Questi problemi contabili potrebbero spingere gli investitori ad allocare inavvertitamente il capitale sulla base di modelli di business, con le aziende più innovative della New Economy, o quelle aziende che utilizzano asset intangibili, che vengono classificate come growth a dispetto del valore reale che stanno creando con i propri business, mentre i titoli delle aziende della Old Economy¸ meno innovative, che utilizzano asset tangibili, potrebbero essere classificati come value. Questa pratica potrebbe continuare a rappresentare un vento in poppa incrementale per gli investimenti growth e contribuire alla sottoperformance del value.

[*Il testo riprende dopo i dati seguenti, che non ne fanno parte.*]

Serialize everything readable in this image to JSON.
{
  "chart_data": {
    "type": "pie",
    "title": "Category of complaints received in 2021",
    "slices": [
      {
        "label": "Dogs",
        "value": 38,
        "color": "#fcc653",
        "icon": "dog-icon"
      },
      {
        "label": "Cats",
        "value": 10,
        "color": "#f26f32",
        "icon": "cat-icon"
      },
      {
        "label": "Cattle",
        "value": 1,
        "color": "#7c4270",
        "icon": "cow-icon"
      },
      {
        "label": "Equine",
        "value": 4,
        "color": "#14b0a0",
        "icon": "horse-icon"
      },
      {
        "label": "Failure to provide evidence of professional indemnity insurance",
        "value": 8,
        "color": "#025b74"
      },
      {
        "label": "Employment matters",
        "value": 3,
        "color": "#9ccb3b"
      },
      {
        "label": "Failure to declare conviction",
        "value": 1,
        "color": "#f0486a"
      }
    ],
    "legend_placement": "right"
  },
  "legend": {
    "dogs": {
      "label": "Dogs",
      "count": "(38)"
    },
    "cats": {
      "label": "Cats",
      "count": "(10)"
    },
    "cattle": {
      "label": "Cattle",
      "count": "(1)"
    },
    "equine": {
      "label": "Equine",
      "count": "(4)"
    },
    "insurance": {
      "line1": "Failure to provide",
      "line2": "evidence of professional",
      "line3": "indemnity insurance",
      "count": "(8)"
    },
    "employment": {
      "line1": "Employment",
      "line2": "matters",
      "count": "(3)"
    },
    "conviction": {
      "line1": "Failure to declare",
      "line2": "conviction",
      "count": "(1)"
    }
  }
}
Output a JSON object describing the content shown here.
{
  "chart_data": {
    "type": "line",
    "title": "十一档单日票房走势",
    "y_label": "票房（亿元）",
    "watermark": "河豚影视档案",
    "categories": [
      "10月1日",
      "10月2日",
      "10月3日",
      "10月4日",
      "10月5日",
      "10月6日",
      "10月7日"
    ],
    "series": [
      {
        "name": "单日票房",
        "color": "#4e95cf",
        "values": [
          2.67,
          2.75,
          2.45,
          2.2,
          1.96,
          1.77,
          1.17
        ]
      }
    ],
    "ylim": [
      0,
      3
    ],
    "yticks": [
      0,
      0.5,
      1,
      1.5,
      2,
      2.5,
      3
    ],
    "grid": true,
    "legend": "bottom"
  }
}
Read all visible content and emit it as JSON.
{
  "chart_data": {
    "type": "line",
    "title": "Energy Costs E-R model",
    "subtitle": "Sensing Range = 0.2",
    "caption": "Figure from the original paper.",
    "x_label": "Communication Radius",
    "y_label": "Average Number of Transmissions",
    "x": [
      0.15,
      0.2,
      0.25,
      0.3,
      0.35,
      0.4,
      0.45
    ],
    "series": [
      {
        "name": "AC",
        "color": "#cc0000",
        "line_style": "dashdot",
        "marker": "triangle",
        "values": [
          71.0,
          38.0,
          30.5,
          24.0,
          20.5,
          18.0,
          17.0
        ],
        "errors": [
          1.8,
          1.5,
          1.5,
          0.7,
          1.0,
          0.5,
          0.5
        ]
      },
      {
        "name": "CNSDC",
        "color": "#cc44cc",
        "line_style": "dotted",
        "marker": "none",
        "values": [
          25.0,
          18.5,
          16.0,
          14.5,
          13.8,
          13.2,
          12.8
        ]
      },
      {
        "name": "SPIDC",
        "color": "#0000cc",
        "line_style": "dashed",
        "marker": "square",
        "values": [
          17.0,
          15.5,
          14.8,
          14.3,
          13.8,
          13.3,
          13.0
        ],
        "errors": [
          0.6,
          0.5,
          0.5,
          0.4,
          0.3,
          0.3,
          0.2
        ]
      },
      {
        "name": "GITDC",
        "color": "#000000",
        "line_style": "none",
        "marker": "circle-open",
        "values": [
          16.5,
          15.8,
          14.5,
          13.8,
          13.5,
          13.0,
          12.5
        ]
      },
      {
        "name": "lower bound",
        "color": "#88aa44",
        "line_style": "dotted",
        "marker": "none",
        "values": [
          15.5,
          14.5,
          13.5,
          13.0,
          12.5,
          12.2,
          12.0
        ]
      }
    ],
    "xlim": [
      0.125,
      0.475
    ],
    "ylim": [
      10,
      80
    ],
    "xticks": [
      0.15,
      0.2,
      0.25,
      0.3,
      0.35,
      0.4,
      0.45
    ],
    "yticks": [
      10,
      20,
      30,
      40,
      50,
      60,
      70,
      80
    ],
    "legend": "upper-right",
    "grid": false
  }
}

Inoltre, la storia suggerisce che le aziende più direttamente colpite dalla crisi nono sono quelle che guidano il mercato azionario nelle eventuali riprese. Ad esempio, mentre i titoli finanziari hanno fatto registrare un breve rimbalzo dopo i minimi della Crisi finanziaria globale, il settore ha generalmente sottoperformato per diversi anni a seguire, dal calo del 2009 fino al 2015. Secondo noi i settori più colpiti dalla pandemia, come quelli value, per esempio i retailers tramite negozi, le compagnie aeree e l’hotellerie, difficilmente guideranno il mercato verso l’alto ancora per molti anni a venire. Riteniamo che la crisi da Covid stia velocizzando la trasformazione digitale intrapresa da attività economiche e consumatori e abbia accelerato il tasso di investimenti in asset intangibili, rinforzando così il trend delle performance del growth rispetto al value. Dall’e-commerce al cloud computing, dalla telemedicina ai test e alla manipolazione genetica, i trend che già avevamo osservato sono solo stati rinforzati dalla pandemia.

Mentre le teorie tradizionali suggeriscono che la diversificazione degli stili porti benefici, la realtà di un’economia in evoluzione porta a pensare che sia il momento di una revisione di questo concetto. Del resto, gli investitori potrebbero voler osservare con attenzione i dati degli ultimi 10 anni o più e costruire quindi i propri portafogli sulla base di una diversificazione rispetto al mercato di investimento piuttosto che su una diversificazione rispetto agli stili, basata su rapporti contabili e di valutazioni potenzialmente obsolete.